We assume (but we’re not spending $25.95 to find out for sure) that the book does not include what Byrne had on his mind regarding Houston, where he stopped for a concert this past summer at Jones Hall (whose sound quality he pronounced “possibly the best of any hall we’ve played in”––hey, that’s something if you’re keeping score), most probably after his book had gone to press. Just as well, because Byrne’s take on Houston––brought to our attention a few months ago by the infrequently active but excellently named Amnesia Houston blog––is painfully mundane. It’s the sort of routine surface-y observations an out-of-towner would commit to memory while pedaling around the downtown area for a couple of hours and then Googling around for another 20 minutes: Enron, no zoning, the lack of pedestrians on the streets, the proximity of old-black-guys-on-the-front-porch 4th Ward to the skyscrapers (complete with cliched photo of said from 4th Ward vantage, nowhere as striking as 25-30 years ago, what with the newish development in the far background), rumination on Jones Hall namesake Jesse, blah wheeze and so on. Byrne does, however, offer a ripe description of one off Our Town’s true monstrosities, one that certainly bears repeating:
A block or so past the run-down shacks — this is Houston where there is NO zoning — is the new Federal Reserve Bank. It’s a weird, almost surreal post-modern edifice.Perhaps this snooty New Yorker was unaware that the cheesy, Lego-like structure was designed by none other than internationally renowned architect Michael Graves, notable for also designing “a line of household goods” for Target and more recently was in partnership with [yellow tail] wines. Perhaps Sr. Byrne did not recognize the true genius of Graves' design as a “playful” metaphor for the Target-like facade of our increasingly abstract post-post modern economy. Perhaps the globetrotting bicyclist didn’t “read” it the way we read it as we hurtle past, on our way to purchase Chinese-made goods at the "River Oaks" Target: as a rebuke, and a warning that we should get busy converting our remaining assets into hard metals and burying the hoard as deep in the backyard as the occasionally permeable clay will allow.

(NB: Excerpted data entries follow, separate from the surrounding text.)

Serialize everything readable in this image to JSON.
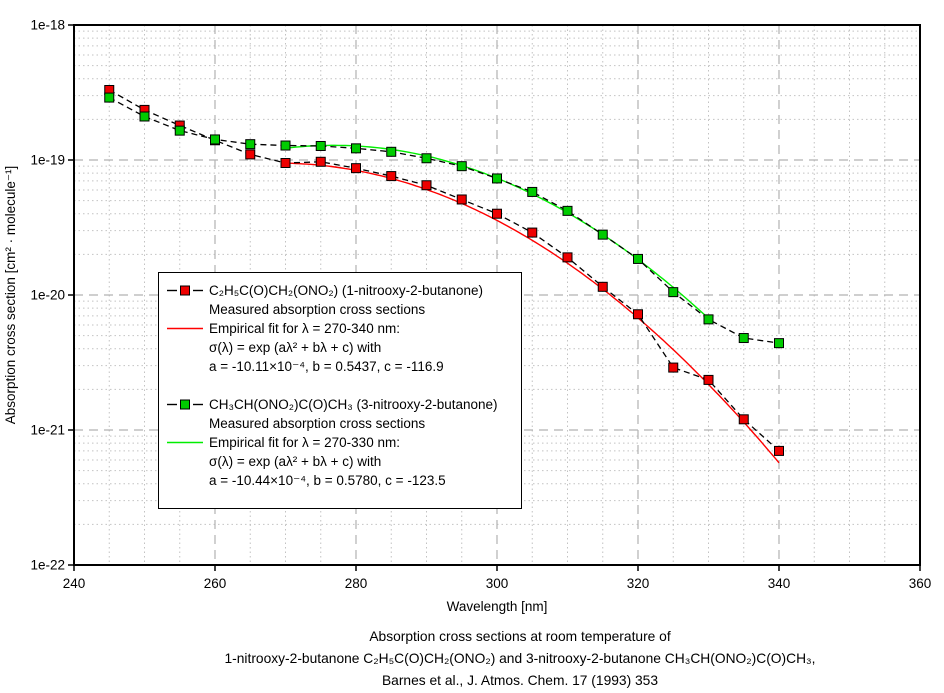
{
  "colors": {
    "series1_marker": "#ee0000",
    "series1_fit": "#ff0000",
    "series2_marker": "#00cc00",
    "series2_fit": "#00ee00",
    "measured_line": "#000000",
    "grid_major": "#b2b2b2",
    "grid_minor": "#c2c2c2",
    "axis": "#000000",
    "background": "#ffffff"
  },
  "chart_data": {
    "type": "line",
    "title": "",
    "xlabel": "Wavelength [nm]",
    "ylabel": "Absorption cross section [cm² · molecule⁻¹]",
    "x_range": [
      240,
      360
    ],
    "y_range": [
      1e-22,
      1e-18
    ],
    "y_scale": "log",
    "grid": "major-dashed, minor-dotted",
    "x_ticks": [
      240,
      260,
      280,
      300,
      320,
      340,
      360
    ],
    "x_minor_step": 5,
    "y_ticks": [
      {
        "label": "1e-18",
        "value": 1e-18
      },
      {
        "label": "1e-19",
        "value": 1e-19
      },
      {
        "label": "1e-20",
        "value": 1e-20
      },
      {
        "label": "1e-21",
        "value": 1e-21
      },
      {
        "label": "1e-22",
        "value": 1e-22
      }
    ],
    "x": [
      245,
      250,
      255,
      260,
      265,
      270,
      275,
      280,
      285,
      290,
      295,
      300,
      305,
      310,
      315,
      320,
      325,
      330,
      335,
      340
    ],
    "series": [
      {
        "name": "C₂H₅C(O)CH₂(ONO₂) (1-nitrooxy-2-butanone) measured",
        "marker": "square",
        "values": [
          3.3e-19,
          2.35e-19,
          1.8e-19,
          1.4e-19,
          1.1e-19,
          9.5e-20,
          9.7e-20,
          8.7e-20,
          7.6e-20,
          6.5e-20,
          5.1e-20,
          4e-20,
          2.9e-20,
          1.9e-20,
          1.15e-20,
          7.2e-21,
          2.9e-21,
          2.35e-21,
          1.2e-21,
          7e-22
        ]
      },
      {
        "name": "CH₃CH(ONO₂)C(O)CH₃ (3-nitrooxy-2-butanone) measured",
        "marker": "square",
        "values": [
          2.9e-19,
          2.1e-19,
          1.65e-19,
          1.42e-19,
          1.31e-19,
          1.28e-19,
          1.27e-19,
          1.22e-19,
          1.15e-19,
          1.03e-19,
          9e-20,
          7.3e-20,
          5.8e-20,
          4.2e-20,
          2.8e-20,
          1.85e-20,
          1.05e-20,
          6.6e-21,
          4.8e-21,
          4.4e-21
        ]
      }
    ],
    "fits": [
      {
        "name": "Empirical fit 1-nitrooxy-2-butanone",
        "form": "sigma(lambda)=exp(a*lambda^2+b*lambda+c)",
        "a": -0.001011,
        "b": 0.5437,
        "c": -116.9,
        "range": [
          270,
          340
        ]
      },
      {
        "name": "Empirical fit 3-nitrooxy-2-butanone",
        "form": "sigma(lambda)=exp(a*lambda^2+b*lambda+c)",
        "a": -0.001044,
        "b": 0.578,
        "c": -123.5,
        "range": [
          270,
          330
        ]
      }
    ],
    "legend_position": "inside-left-center"
  },
  "legend": {
    "series1": {
      "title": "C₂H₅C(O)CH₂(ONO₂) (1-nitrooxy-2-butanone)",
      "measured_label": "Measured absorption cross sections",
      "fit_label": "Empirical fit for λ = 270-340 nm:",
      "formula": "σ(λ) = exp (aλ² + bλ + c) with",
      "coefficients": "a = -10.11×10⁻⁴, b = 0.5437, c = -116.9"
    },
    "series2": {
      "title": "CH₃CH(ONO₂)C(O)CH₃ (3-nitrooxy-2-butanone)",
      "measured_label": "Measured absorption cross sections",
      "fit_label": "Empirical fit for λ = 270-330 nm:",
      "formula": "σ(λ) = exp (aλ² + bλ + c) with",
      "coefficients": "a = -10.44×10⁻⁴, b = 0.5780, c = -123.5"
    }
  },
  "caption": {
    "line1": "Absorption cross sections at room temperature of",
    "line2": "1-nitrooxy-2-butanone C₂H₅C(O)CH₂(ONO₂) and 3-nitrooxy-2-butanone CH₃CH(ONO₂)C(O)CH₃,",
    "line3": "Barnes et al., J. Atmos. Chem. 17 (1993) 353"
  }
}
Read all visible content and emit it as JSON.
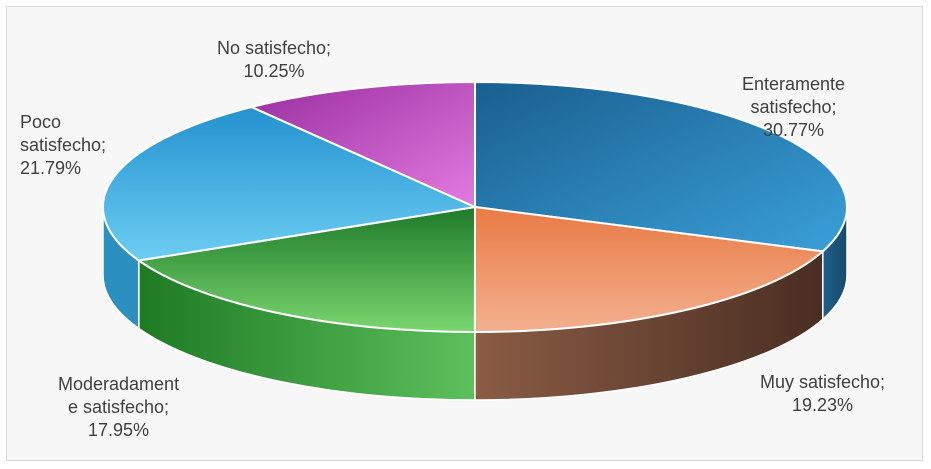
{
  "chart_data": {
    "type": "pie",
    "title": "",
    "slices": [
      {
        "name": "Enteramente satisfecho",
        "value": 30.77,
        "label_lines": [
          "Enteramente",
          "satisfecho;",
          "30.77%"
        ],
        "color": "#2e80b8",
        "side_color": "#1f5f8a"
      },
      {
        "name": "Muy satisfecho",
        "value": 19.23,
        "label_lines": [
          "Muy satisfecho;",
          "19.23%"
        ],
        "color": "#ec8a5c",
        "side_color": "#6e4a3a"
      },
      {
        "name": "Moderadamente satisfecho",
        "value": 17.95,
        "label_lines": [
          "Moderadament",
          "e satisfecho;",
          "17.95%"
        ],
        "color": "#4fb64f",
        "side_color": "#2f8a2f"
      },
      {
        "name": "Poco satisfecho",
        "value": 21.79,
        "label_lines": [
          "Poco",
          "satisfecho;",
          "21.79%"
        ],
        "color": "#46b4e4",
        "side_color": "#2b8fc0"
      },
      {
        "name": "No satisfecho",
        "value": 10.25,
        "label_lines": [
          "No satisfecho;",
          "10.25%"
        ],
        "color": "#c455c8",
        "side_color": "#9a3a9e"
      }
    ],
    "legend": "none"
  }
}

The mind turns to Alan Greenspan, former head of the Fed, who helped via deregulation to get us into the mess we’re in today — the whole Goddamn world is fucked, Alan! This very out of place structure somehow lingers, like a fart left by someone no longer in an elevator. Alan was recently quoted as saying “I made a mistake.”
Here’s an interesting critique of the building, prompted by the same Byrne journal entry.
3 comments:
I guess I'm the only one, but I like it. I think more buildings should be made of Legos.
Legos are good, especially for the new middle school, which is what this building actually evokes, but for the Federal Reserve something more substantial is in order. Like the old one.
We would not, however, go so far as likening the new one to a stale fart odor.
That school was not designed to resemble a middle school.
It is an homage to the shotgun shack, the fourth ward's prevailing architecture before being replaced by Condo Kitsch.
I am not making this up. It is a giant shotgun shack.